A côté des éleveurs du monde rural qui ont aussi leurs réalités dans leurs activités, se trouvent ceux du milieu urbain qui doivent plus dépenser pour maintenir leurs projets.

L’alimentation, un cas précis

Tandis que les troupeaux sont conduits au pâturage pour brouter gratuitement de l’herbe dans les fermes, les éleveurs des villes sont obligés de dépenser pour l’alimentation de leurs animaux soit en achetant en permanence les produits alimentaires, soit en dépensant pour aller en chercher.

"Je parcours souvent 15km pour chercher des herbes pour nos moutons et ceci en saison des pluies. A un moment donné, nous sommes obligés de recourir aux tourteaux seulement par manque d’herbes", explique Abdoulaye, un éleveur vivant Sokodé dans la région centrale.

Pour Abdoulaye, il n’existe pas de fréquence de passage pour la recherche d’herbes. Ce sont les animaux qui en décident.

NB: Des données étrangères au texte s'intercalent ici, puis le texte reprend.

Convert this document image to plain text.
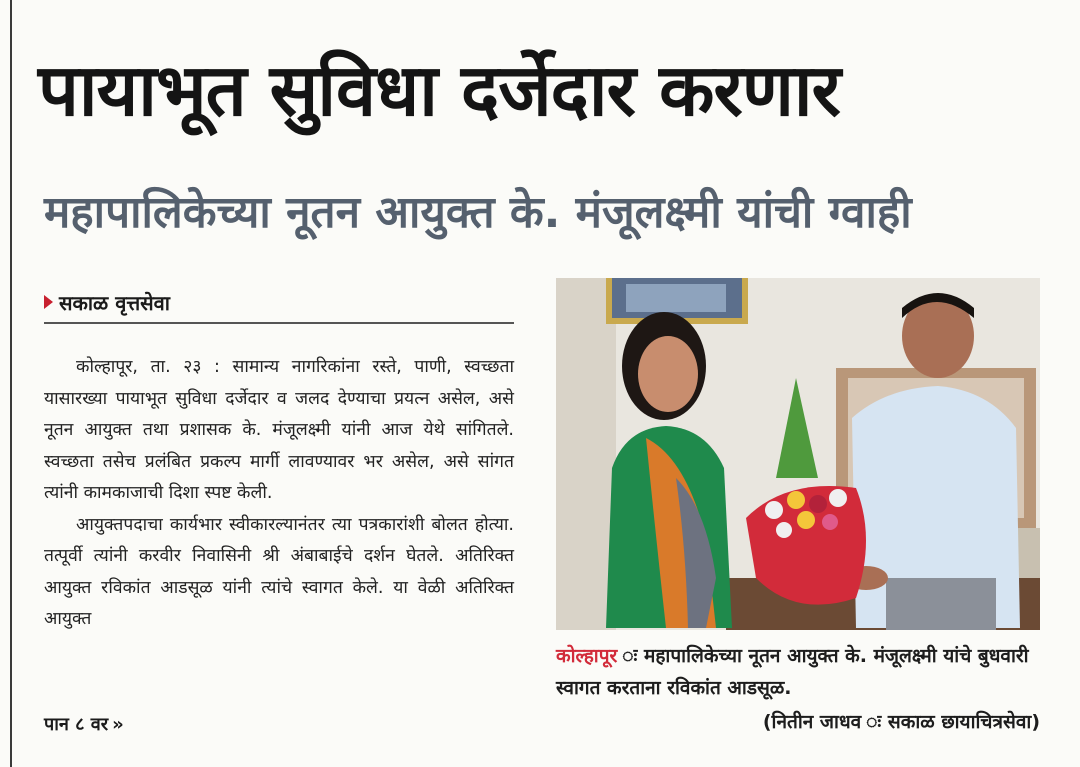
पायाभूत सुविधा दर्जेदार करणार
महापालिकेच्या नूतन आयुक्त के. मंजूलक्ष्मी यांची ग्वाही
सकाळ वृत्तसेवा

कोल्हापूर, ता. २३ : सामान्य नागरिकांना रस्ते, पाणी, स्वच्छता यासारख्या पायाभूत सुविधा दर्जेदार व जलद देण्याचा प्रयत्न असेल, असे नूतन आयुक्त तथा प्रशासक के. मंजूलक्ष्मी यांनी आज येथे सांगितले. स्वच्छता तसेच प्रलंबित प्रकल्प मार्गी लावण्यावर भर असेल, असे सांगत त्यांनी कामकाजाची दिशा स्पष्ट केली.

आयुक्तपदाचा कार्यभार स्वीकारल्यानंतर त्या पत्रकारांशी बोलत होत्या. तत्पूर्वी त्यांनी करवीर निवासिनी श्री अंबाबाईचे दर्शन घेतले. अतिरिक्त आयुक्त रविकांत आडसूळ यांनी त्यांचे स्वागत केले. या वेळी अतिरिक्त आयुक्त

पान ८ वर »
कोल्हापूर महापालिकेच्या नूतन आयुक्त के. मंजूलक्ष्मी यांचे बुधवारी स्वागत करताना रविकांत आडसूळ.
(नितीन जाधव सकाळ छायाचित्रसेवा)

Est-ce obligatoire tous ces tracas?

On élève pour un but précis et quand on en est convaincu, on ne parle plus de tracasserie.

"Nous sommes Nigériens d’origine et l’élevage fait partie de nos habitudes. Pour mon papa, les dépenses liées à cette activité ne sont pas une préoccupation ; la preuve, nous élevons juste pour la consommation", ajoute M.Abdoulaye.

Nécessité de voir clair

Quand on veut mener une activité, il y a nécessité de voir clairement les contours avant de s’y lancer. Aussi bien spécifiée que l’activité est entreprise pour des objectifs précis, il est préférable de faire le choix de son objectif avant d’aller vers celui avec qui on a la même vision.

Pour celui qui élève les animaux pour ses cérémonies, le coût de l’activité n’est pas un facteur important, c’est plutôt le type ou la forme de l’animal qu’il veut.

Pour un entrepreneur par contre, le premier aspect qui le préoccupe est la rentabilité de l’activité.